Where do we go from here?

It's hard to say what will happen next. Apparently, Prime Minister Mark Carney has held off on retaliating against the U.S.'s increased 50% steel tariffs because he's in intensive discussions with President Trump on the new economic and security partnership. Depending on how negotiations go, I see a few possible scenarios for tariffs facing Canadian steelmakers:

  1. The tariffs are maintained at 50% (no exceptions)
  2. The tariffs are reduced to 25% (same exception the U.K. received)
  3. The tariffs are reduced to 10% (same as baseline “reciprocal” tariffs and Canadian energy tariff rate)
  4. The tariffs are reduced/removed for a certain volume of steel production (as Bloomberg reported yesterday, might be in the works for the U.S.-Mexico deal)
  5. The tariffs are removed altogether (seems like a fairy tale, but who knows?)

Assuming any U.S. tariff rate on Canadian-made steel remains, thousands of Canadians working in the steel industry will be at risk of losing their jobs.

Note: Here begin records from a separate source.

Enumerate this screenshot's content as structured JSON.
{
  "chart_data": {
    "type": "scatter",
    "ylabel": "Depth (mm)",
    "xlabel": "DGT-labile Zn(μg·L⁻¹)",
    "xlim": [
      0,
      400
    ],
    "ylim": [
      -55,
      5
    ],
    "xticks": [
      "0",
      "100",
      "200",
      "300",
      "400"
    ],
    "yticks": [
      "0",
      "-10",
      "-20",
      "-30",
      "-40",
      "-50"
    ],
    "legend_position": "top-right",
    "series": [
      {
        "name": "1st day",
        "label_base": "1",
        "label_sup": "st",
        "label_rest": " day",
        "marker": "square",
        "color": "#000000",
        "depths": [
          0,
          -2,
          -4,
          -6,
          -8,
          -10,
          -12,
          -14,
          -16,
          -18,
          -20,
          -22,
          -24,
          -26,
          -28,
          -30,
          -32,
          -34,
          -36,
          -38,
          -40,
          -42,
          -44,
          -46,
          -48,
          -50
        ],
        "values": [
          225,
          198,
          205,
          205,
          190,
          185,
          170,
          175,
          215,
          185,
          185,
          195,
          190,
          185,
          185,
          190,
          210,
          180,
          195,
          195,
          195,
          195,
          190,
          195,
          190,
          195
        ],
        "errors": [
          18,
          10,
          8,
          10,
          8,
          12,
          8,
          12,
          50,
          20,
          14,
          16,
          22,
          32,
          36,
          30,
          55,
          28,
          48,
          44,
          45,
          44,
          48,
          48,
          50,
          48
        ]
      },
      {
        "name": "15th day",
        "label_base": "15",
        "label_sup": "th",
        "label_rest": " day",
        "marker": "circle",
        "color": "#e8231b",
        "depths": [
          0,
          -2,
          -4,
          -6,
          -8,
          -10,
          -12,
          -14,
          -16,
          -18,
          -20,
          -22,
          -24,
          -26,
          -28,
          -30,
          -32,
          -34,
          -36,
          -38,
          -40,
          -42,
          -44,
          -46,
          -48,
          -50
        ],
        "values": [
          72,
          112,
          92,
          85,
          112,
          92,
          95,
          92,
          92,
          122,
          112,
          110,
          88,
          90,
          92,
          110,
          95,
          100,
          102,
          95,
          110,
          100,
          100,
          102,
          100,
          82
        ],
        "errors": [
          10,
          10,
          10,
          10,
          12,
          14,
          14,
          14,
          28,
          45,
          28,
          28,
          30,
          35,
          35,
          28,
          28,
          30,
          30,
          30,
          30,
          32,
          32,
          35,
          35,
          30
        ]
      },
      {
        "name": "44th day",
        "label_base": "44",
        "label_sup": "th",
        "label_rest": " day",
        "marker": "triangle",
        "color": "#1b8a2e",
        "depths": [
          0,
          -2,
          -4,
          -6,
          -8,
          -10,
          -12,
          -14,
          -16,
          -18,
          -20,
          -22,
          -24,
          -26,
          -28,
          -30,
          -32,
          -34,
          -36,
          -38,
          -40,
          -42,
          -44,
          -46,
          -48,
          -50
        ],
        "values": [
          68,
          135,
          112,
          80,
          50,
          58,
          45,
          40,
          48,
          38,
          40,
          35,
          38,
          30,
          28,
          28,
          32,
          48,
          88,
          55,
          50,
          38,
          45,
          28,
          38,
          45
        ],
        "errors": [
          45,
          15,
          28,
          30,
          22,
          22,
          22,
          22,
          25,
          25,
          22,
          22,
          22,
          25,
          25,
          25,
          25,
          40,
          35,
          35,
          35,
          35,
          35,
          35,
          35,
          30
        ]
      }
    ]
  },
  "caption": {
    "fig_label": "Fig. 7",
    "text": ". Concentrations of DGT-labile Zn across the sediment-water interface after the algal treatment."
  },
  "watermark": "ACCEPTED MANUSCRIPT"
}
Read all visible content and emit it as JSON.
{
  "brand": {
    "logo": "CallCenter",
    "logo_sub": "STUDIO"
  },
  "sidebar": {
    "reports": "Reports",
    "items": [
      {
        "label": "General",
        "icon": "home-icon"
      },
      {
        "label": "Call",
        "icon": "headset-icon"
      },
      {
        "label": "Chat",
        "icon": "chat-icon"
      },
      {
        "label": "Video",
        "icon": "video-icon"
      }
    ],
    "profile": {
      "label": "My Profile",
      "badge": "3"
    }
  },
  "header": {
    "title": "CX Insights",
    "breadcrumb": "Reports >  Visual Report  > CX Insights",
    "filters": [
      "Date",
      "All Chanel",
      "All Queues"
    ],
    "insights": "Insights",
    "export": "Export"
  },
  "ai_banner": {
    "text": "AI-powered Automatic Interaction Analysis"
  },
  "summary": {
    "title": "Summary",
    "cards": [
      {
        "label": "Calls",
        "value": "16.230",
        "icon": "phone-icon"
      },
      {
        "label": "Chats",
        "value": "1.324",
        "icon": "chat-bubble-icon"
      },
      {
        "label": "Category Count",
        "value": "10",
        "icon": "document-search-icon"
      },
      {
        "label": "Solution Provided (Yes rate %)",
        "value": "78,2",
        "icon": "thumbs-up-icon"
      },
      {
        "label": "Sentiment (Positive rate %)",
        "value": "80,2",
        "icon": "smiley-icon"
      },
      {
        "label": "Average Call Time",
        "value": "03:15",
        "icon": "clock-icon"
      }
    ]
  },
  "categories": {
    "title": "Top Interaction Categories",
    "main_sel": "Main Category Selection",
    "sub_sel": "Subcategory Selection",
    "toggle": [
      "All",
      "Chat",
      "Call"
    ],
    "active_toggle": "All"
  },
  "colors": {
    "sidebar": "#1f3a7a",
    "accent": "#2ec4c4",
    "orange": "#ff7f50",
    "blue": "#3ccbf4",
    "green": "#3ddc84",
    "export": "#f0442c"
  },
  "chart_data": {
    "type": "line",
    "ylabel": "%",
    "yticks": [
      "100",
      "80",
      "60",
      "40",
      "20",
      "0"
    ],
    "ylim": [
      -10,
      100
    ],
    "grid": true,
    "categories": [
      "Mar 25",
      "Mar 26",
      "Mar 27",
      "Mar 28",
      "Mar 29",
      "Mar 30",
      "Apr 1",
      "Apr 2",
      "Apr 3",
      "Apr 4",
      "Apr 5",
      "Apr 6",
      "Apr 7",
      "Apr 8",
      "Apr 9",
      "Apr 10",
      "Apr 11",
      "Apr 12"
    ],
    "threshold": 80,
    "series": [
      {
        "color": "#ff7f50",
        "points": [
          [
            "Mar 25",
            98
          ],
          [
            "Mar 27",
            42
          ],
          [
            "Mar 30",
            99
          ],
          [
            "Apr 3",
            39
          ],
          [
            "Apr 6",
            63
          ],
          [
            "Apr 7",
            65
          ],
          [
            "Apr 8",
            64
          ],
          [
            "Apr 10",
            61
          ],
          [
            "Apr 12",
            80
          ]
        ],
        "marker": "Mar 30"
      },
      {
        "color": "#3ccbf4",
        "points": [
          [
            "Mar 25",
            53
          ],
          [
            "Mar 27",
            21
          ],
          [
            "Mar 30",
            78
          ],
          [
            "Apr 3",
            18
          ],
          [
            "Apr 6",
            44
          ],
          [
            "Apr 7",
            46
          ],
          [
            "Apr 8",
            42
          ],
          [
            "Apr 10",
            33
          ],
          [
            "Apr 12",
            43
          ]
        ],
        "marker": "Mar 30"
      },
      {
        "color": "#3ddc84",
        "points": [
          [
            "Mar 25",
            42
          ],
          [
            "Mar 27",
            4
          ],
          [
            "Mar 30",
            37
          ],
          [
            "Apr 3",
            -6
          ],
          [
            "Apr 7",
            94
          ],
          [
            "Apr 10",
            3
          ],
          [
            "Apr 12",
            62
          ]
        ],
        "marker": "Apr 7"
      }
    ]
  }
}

For Algoma, they must quickly find new customers in Canada, Europe, Asia, etc. to replace the American customers they lose (or have already lost). But multinational companies also employ thousands of Canadian steel workers. As it turns out, Nucor employs somewhere between 75 and 300 people based in Canada (about 1-4% of their 8000 employees on LinkedIn). The hope is that Nucor's Canadian steel mills continue operating at regular levels. Maybe their customers are all in Canada already. But a 50% tariff on all Canadian-made steel essentially cuts off the U.S. market, even for Nucor's Canadian mills. Of course, Nucor as a company is still net ahead, but Nucor's employees in Canada could get left behind.

How should Canadians respond?

In the best case scenario, steel tariffs are completely removed tomorrow. This would stop (or significantly slow) the bleeding. But wounds would remain.

And what if the steel tariffs aren't completely removed tomorrow?

When I'm unsure how to respond, I go back to why I started USAboycott.ca.

I'm boycotting U.S. products and services until the U.S. government reinstates free and fair trade in North America, and stops threatening to annex Canada.

When I compare my mission statement to where we're at today—a 50% tariff on Canadian-made steel that could remake the city of Sault Ste. Marie, Ontario into a “postindustrial community” (according to its mayor); and, a 14 day hiatus since Trump last threatened to annex Canada—I quickly regain my conviction to boycott the States.

How about you?

#ElbowsUp

Footnotes

  1. David Cochrane said, “at least 700 Canadian steel workers have lost their jobs already.” Since then, ArcelorMittal said it's closing its Hamilton steel mill, laying off 153 workers, which increases the count to 850+.

Disclaimer

The information on this page is intended for illustrative purposes only and should not be construed as investment advice. Please consult with a qualified financial advisor before making any investment decisions regarding companies mentioned in this article.